P: How old were you when you first went hopping?
E: I would have been about five. That was the first-time mum went. I can remember playing around in the fields, because we lived in Town. We lived in Finsbury at that time. Boswell Road. The Angel. That would have been about 1937. The war came ’39, and I went to live with an aunt, my father’s sister at Luton. And once during the war she got this yen to go hop picking – my aunt. My mum was living in London. And she suddenly said one day, “Well, we’re going hop picking.” And off we went from Luton down to Kent. That was about ’44 I should think. I was getting quite big then. I don’t remember a lot about it, but I know it was the same old thing, everyone from London Bridge, and off to thing. And then I don’t remember any more much until then. I know when I went to work, I used to have to give up my job every September because they went hop picking and my father wouldn’t leave me behind – I had to go as well. When I first started work, I was 14, it was dress making, learning to sew, everything done by hand; buttonholes, and hems and in this factory, there were no machines. We were at Pentonville Road, Islington, but their main office was down near St. Paul’s. But then I left that and decided I would go into clerical work. I still used to lose my job every year because father insisted, I go hop picking.

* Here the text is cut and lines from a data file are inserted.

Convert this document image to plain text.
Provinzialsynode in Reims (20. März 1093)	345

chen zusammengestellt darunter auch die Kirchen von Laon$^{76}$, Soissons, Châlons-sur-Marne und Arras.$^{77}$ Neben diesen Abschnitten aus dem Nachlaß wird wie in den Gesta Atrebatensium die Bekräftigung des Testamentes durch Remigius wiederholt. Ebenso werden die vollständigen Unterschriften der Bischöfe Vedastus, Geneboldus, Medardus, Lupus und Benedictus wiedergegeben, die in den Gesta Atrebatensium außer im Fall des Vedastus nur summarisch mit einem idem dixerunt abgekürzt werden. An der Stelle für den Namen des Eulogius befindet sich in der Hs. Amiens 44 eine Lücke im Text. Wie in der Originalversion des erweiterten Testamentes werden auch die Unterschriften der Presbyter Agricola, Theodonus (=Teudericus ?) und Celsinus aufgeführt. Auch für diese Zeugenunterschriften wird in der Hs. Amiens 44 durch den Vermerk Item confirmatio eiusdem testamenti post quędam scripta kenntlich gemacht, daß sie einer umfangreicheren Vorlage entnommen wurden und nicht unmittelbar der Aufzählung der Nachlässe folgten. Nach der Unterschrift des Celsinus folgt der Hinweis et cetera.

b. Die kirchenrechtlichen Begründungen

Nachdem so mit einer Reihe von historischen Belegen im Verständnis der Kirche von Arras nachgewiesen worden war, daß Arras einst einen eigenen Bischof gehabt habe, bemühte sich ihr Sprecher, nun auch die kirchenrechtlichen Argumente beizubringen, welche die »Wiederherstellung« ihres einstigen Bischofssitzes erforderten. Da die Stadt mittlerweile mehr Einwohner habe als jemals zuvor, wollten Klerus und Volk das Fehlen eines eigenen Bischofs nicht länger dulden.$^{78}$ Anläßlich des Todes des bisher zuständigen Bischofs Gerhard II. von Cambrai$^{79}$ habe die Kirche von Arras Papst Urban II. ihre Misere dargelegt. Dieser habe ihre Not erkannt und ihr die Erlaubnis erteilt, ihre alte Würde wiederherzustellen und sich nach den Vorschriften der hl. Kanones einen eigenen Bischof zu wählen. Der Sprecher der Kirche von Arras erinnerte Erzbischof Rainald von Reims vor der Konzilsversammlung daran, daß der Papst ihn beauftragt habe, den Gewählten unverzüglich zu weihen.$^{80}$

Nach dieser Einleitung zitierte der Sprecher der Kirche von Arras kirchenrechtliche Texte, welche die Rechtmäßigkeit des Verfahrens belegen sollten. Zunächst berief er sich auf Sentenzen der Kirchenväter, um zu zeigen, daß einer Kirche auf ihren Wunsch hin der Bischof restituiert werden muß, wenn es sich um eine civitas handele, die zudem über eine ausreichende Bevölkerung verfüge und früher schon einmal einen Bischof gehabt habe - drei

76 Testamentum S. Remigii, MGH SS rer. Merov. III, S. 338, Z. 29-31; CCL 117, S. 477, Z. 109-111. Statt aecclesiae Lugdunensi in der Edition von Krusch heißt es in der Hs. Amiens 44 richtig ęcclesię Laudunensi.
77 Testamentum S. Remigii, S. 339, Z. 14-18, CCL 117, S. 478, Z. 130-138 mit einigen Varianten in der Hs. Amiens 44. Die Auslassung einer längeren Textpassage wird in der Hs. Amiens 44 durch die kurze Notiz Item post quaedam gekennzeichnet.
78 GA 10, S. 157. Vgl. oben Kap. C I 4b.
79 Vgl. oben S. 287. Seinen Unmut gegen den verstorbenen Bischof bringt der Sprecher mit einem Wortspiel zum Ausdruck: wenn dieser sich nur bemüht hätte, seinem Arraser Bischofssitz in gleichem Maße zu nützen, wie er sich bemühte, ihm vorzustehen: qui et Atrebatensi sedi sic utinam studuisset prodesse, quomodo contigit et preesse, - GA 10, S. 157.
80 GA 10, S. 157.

P: They wouldn’t give you a paid holiday?
P: Did you ever try to go back to the same job after?
E: Yes, but they’d always given someone else it. In those days you could walk in and out of firms and go and get another job. There was no problem finding a job. I started work about ’46.
P: So, the first time you went hop picking was before you left school, and that was ’44-ish, when you went with your aunt?

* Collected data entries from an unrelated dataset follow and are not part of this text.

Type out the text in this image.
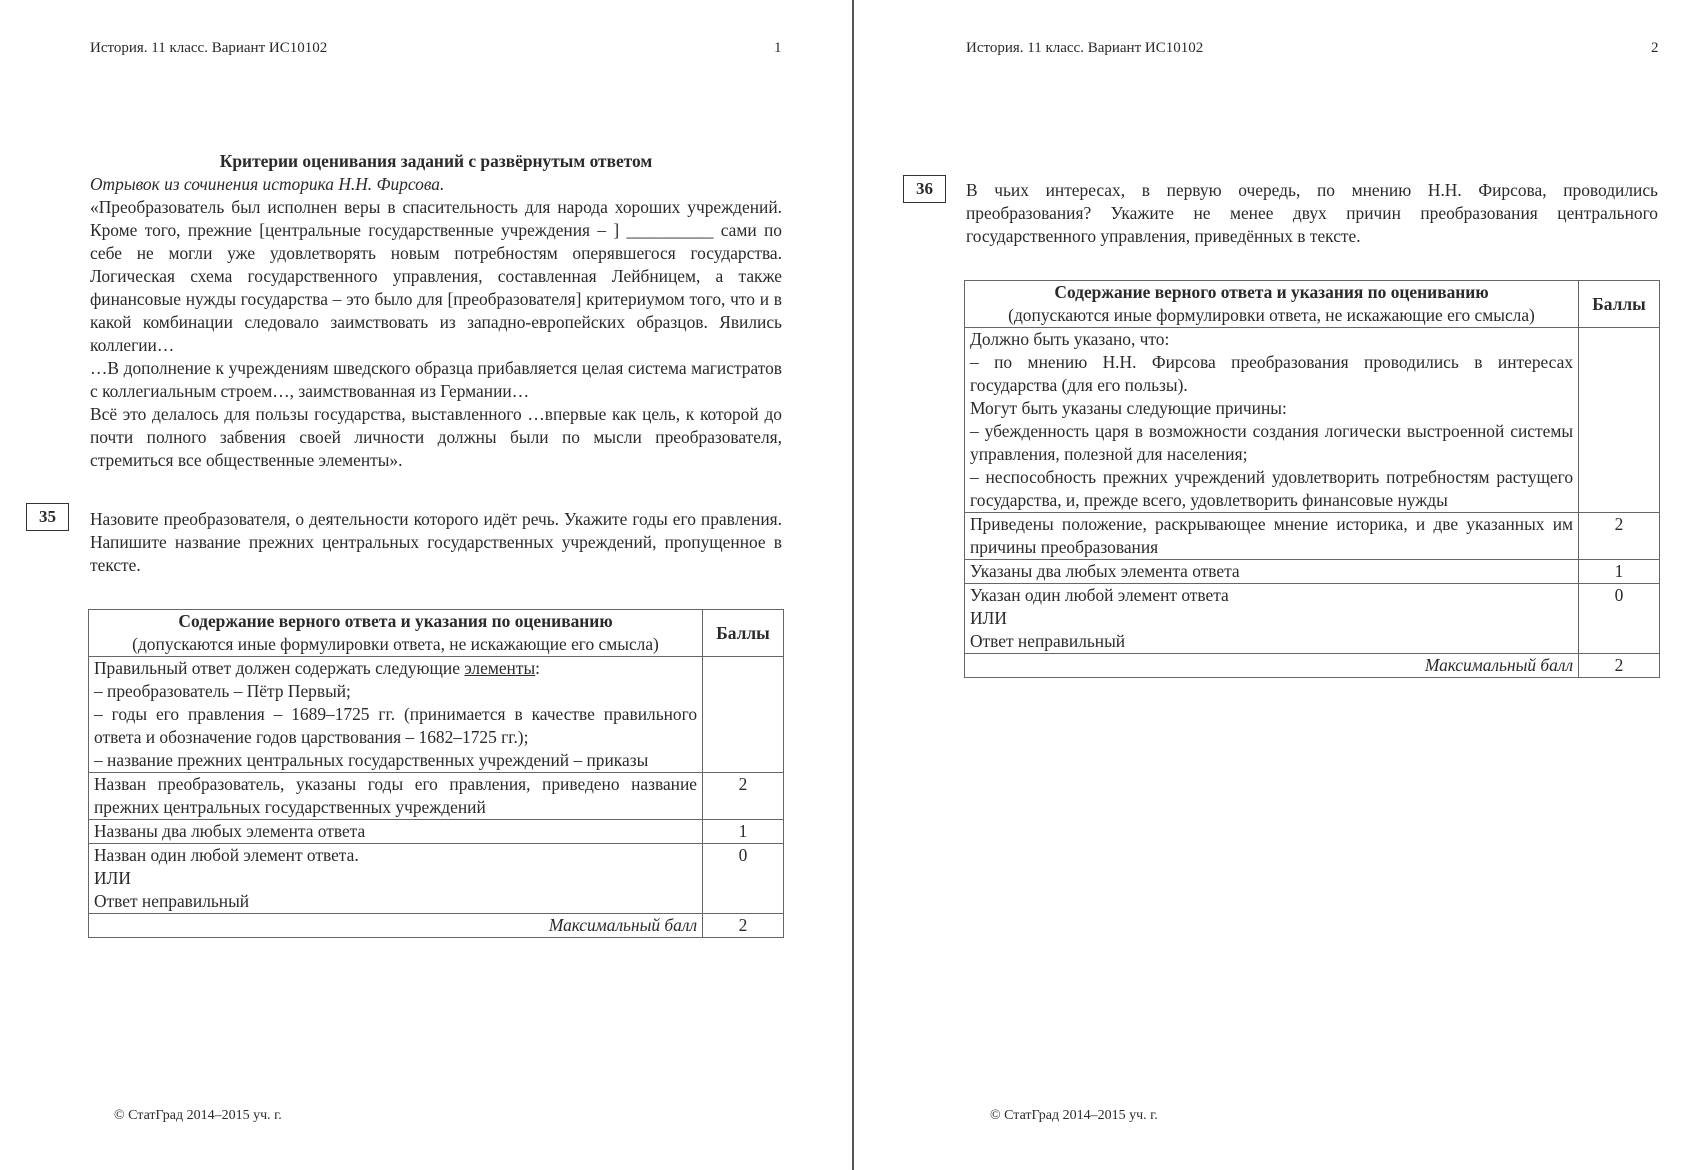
История. 11 класс. Вариант ИС10102	1
Критерии оценивания заданий с развёрнутым ответом
Отрывок из сочинения историка Н.Н. Фирсова.

«Преобразователь был исполнен веры в спасительность для народа хороших учреждений. Кроме того, прежние [центральные государственные учреждения – ] __________ сами по себе не могли уже удовлетворять новым потребностям оперявшегося государства. Логическая схема государственного управления, составленная Лейбницем, а также финансовые нужды государства – это было для [преобразователя] критериумом того, что и в какой комбинации следовало заимствовать из западно-европейских образцов. Явились коллегии…

…В дополнение к учреждениям шведского образца прибавляется целая система магистратов с коллегиальным строем…, заимствованная из Германии…

Всё это делалось для пользы государства, выставленного …впервые как цель, к которой до почти полного забвения своей личности должны были по мысли преобразователя, стремиться все общественные элементы».

35	Назовите преобразователя, о деятельности которого идёт речь. Укажите годы его правления. Напишите название прежних центральных государственных учреждений, пропущенное в тексте.

Содержание верного ответа и указания по оцениванию
(допускаются иные формулировки ответа, не искажающие его смысла)	Баллы

Правильный ответ должен содержать следующие элементы:
– преобразователь – Пётр Первый;
– годы его правления – 1689–1725 гг. (принимается в качестве правильного ответа и обозначение годов царствования – 1682–1725 гг.);
– название прежних центральных государственных учреждений – приказы	

Назван преобразователь, указаны годы его правления, приведено название прежних центральных государственных учреждений	2
Названы два любых элемента ответа	1

Назван один любой элемент ответа.
ИЛИ
Ответ неправильный	0
Максимальный балл	2
© СтатГрад 2014–2015 уч. г.
История. 11 класс. Вариант ИС10102	2
36	В чьих интересах, в первую очередь, по мнению Н.Н. Фирсова, проводились преобразования? Укажите не менее двух причин преобразования центрального государственного управления, приведённых в тексте.

Содержание верного ответа и указания по оцениванию
(допускаются иные формулировки ответа, не искажающие его смысла)	Баллы

Должно быть указано, что:
– по мнению Н.Н. Фирсова преобразования проводились в интересах государства (для его пользы).
Могут быть указаны следующие причины:
– убежденность царя в возможности создания логически выстроенной системы управления, полезной для населения;
– неспособность прежних учреждений удовлетворить потребностям растущего государства, и, прежде всего, удовлетворить финансовые нужды	

Приведены положение, раскрывающее мнение историка, и две указанных им причины преобразования	2
Указаны два любых элемента ответа	1

Указан один любой элемент ответа
ИЛИ
Ответ неправильный	0
Максимальный балл	2
© СтатГрад 2014–2015 уч. г.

P: And ’46 you were already working; and did you feel okay about having to give up your job?
E: Well I would have liked to have been a grown up and stayed at home on my own. But then everyone else had gone, so there was no question of being left behind.

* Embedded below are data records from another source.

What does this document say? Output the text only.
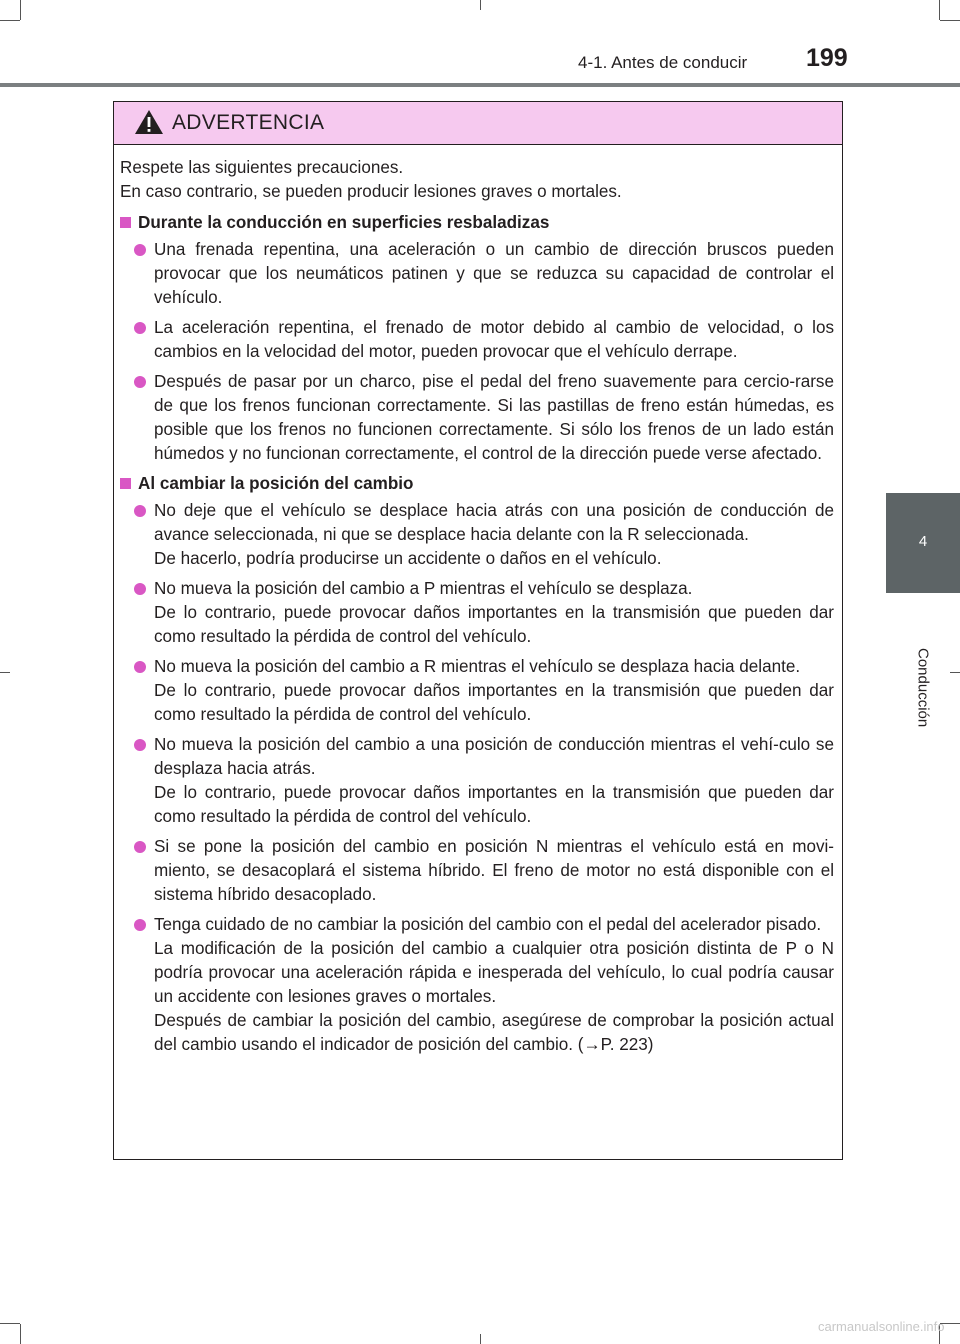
4-1. Antes de conducir 199
4
Conducción
ADVERTENCIA
Respete las siguientes precauciones.
En caso contrario, se pueden producir lesiones graves o mortales.
Durante la conducción en superficies resbaladizas
Una frenada repentina, una aceleración o un cambio de dirección bruscos pueden provocar que los neumáticos patinen y que se reduzca su capacidad de controlar el vehículo.
La aceleración repentina, el frenado de motor debido al cambio de velocidad, o los cambios en la velocidad del motor, pueden provocar que el vehículo derrape.
Después de pasar por un charco, pise el pedal del freno suavemente para cercio-rarse de que los frenos funcionan correctamente. Si las pastillas de freno están húmedas, es posible que los frenos no funcionen correctamente. Si sólo los frenos de un lado están húmedos y no funcionan correctamente, el control de la dirección puede verse afectado.
Al cambiar la posición del cambio
No deje que el vehículo se desplace hacia atrás con una posición de conducción de avance seleccionada, ni que se desplace hacia delante con la R seleccionada.
De hacerlo, podría producirse un accidente o daños en el vehículo.
No mueva la posición del cambio a P mientras el vehículo se desplaza.
De lo contrario, puede provocar daños importantes en la transmisión que pueden dar como resultado la pérdida de control del vehículo.
No mueva la posición del cambio a R mientras el vehículo se desplaza hacia delante.
De lo contrario, puede provocar daños importantes en la transmisión que pueden dar como resultado la pérdida de control del vehículo.
No mueva la posición del cambio a una posición de conducción mientras el vehí-culo se desplaza hacia atrás.
De lo contrario, puede provocar daños importantes en la transmisión que pueden dar como resultado la pérdida de control del vehículo.
Si se pone la posición del cambio en posición N mientras el vehículo está en movi-miento, se desacoplará el sistema híbrido. El freno de motor no está disponible con el sistema híbrido desacoplado.
Tenga cuidado de no cambiar la posición del cambio con el pedal del acelerador pisado.
La modificación de la posición del cambio a cualquier otra posición distinta de P o N podría provocar una aceleración rápida e inesperada del vehículo, lo cual podría causar un accidente con lesiones graves o mortales.
Después de cambiar la posición del cambio, asegúrese de comprobar la posición actual del cambio usando el indicador de posición del cambio. (→P. 223)
carmanualsonline.info
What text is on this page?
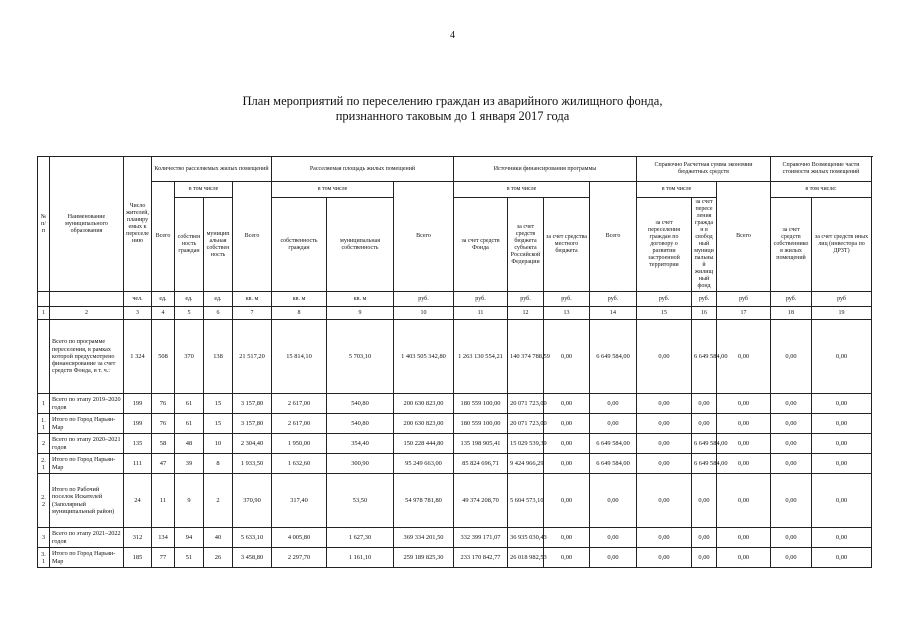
4
План мероприятий по переселению граждан из аварийного жилищного фонда,
признанного таковым до 1 января 2017 года
№ п/п	Наименование муниципального образования	Число жителей, планируемых к переселению	Количество расселяемых жилых помещений				Расселяемая площадь жилых помещений			Источники финансирования программы				Справочно Расчетная сумма экономии бюджетных средств			Справочно Возмещение части стоимости жилых помещений	
			Всего	в том числе		Всего	в том числе		Всего	в том числе			Всего	в том числе		Всего	в том числе:	
				собственность граждан	муниципальная собственность		собственность граждан	муниципальная собственность		за счет средств Фонда	за счет средств бюджета субъекта Российской Федерации	за счет средства местного бюджета		за счет переселения граждан по договору о развитии застроенной территории	за счет переселения граждан в свободный муниципальный жилищный фонд		за счет средств собственников жилых помещений	за счет средств иных лиц (инвестора по ДРЗТ)
		чел.	ед.	ед.	ед.	кв. м	кв. м	кв. м	руб.	руб.	руб.	руб.	руб.	руб.	руб.	руб	руб.	руб
1	2	3	4	5	6	7	8	9	10	11	12	13	14	15	16	17	18	19
	Всего по программе переселения, в рамках которой предусмотрено финансирование за счет средств Фонда, в т. ч.:	1 324	508	370	138	21 517,20	15 814,10	5 703,10	1 403 505 342,80	1 263 130 554,21	140 374 788,59	0,00	6 649 584,00	0,00	6 649 584,00	0,00	0,00	0,00
1	Всего по этапу 2019–2020 годов	199	76	61	15	3 157,80	2 617,00	540,80	200 630 823,00	180 559 100,00	20 071 723,00	0,00	0,00	0,00	0,00	0,00	0,00	0,00
1.1	Итого по Город Нарьян-Мар	199	76	61	15	3 157,80	2 617,00	540,80	200 630 823,00	180 559 100,00	20 071 723,00	0,00	0,00	0,00	0,00	0,00	0,00	0,00
2	Всего по этапу 2020–2021 годов	135	58	48	10	2 304,40	1 950,00	354,40	150 228 444,80	135 198 905,41	15 029 539,39	0,00	6 649 584,00	0,00	6 649 584,00	0,00	0,00	0,00
2.1	Итого по Город Нарьян-Мар	111	47	39	8	1 933,50	1 632,60	300,90	95 249 663,00	85 824 696,71	9 424 966,29	0,00	6 649 584,00	0,00	6 649 584,00	0,00	0,00	0,00
2.2	Итого по Рабочий поселок Искателей (Заполярный муниципальный район)	24	11	9	2	370,90	317,40	53,50	54 978 781,80	49 374 208,70	5 604 573,10	0,00	0,00	0,00	0,00	0,00	0,00	0,00
3	Всего по этапу 2021–2022 годов	312	134	94	40	5 633,10	4 005,80	1 627,30	369 334 201,50	332 399 171,07	36 935 030,43	0,00	0,00	0,00	0,00	0,00	0,00	0,00
3.1	Итого по Город Нарьян-Мар	185	77	51	26	3 458,80	2 297,70	1 161,10	259 189 825,30	233 170 842,77	26 018 982,53	0,00	0,00	0,00	0,00	0,00	0,00	0,00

P: Did you enjoy going hopping?
E: Yes, I used to like it when I was there, yes, we used to have our campfire at night, sit round. And then it was the skiffle groups were in vogue then.
P: In the ’50’s.
E: A tea chest, and a broom and a washboard. We used to have great fun.
P: What songs were they doing then?
E: The one with the whip. Ghost Riders in the sky was one we used to sing. Yippee-yi-ay. Those type of songs. Lonney Donigan. It was really an old tea chest and a broom stick with a lump of rope.
P: For a double bass.
E: Yes. And a washboard. We didn’t have anything like a guitar. My uncle George he was very – he should have been on the stage really. I suppose today he would have been – he could play any instrument he got hold of. And he was a marvelous comedian, standup comedian. Very clever.
P: What instrument do you remember him playing?
E: He had a mouth organ, he could play a piano, if there was one there. Anything that came to light. And my dad used to play a mandolin.
P: Where would this music be happening?
E: We’d sit round the fires. But everyone in those days had an upright piano in their front room, and all my dad’s family they all had a natural ear. They sat down and honkey tonk tunes you know.
P: What about when you went hopping though, you wouldn’t have a piano there?
E: No. It’d be a mouth organ and skiffle board. Just make combs and paper; anything that makes a noise. I used to sing when I was – I had quite a good voice when I was young.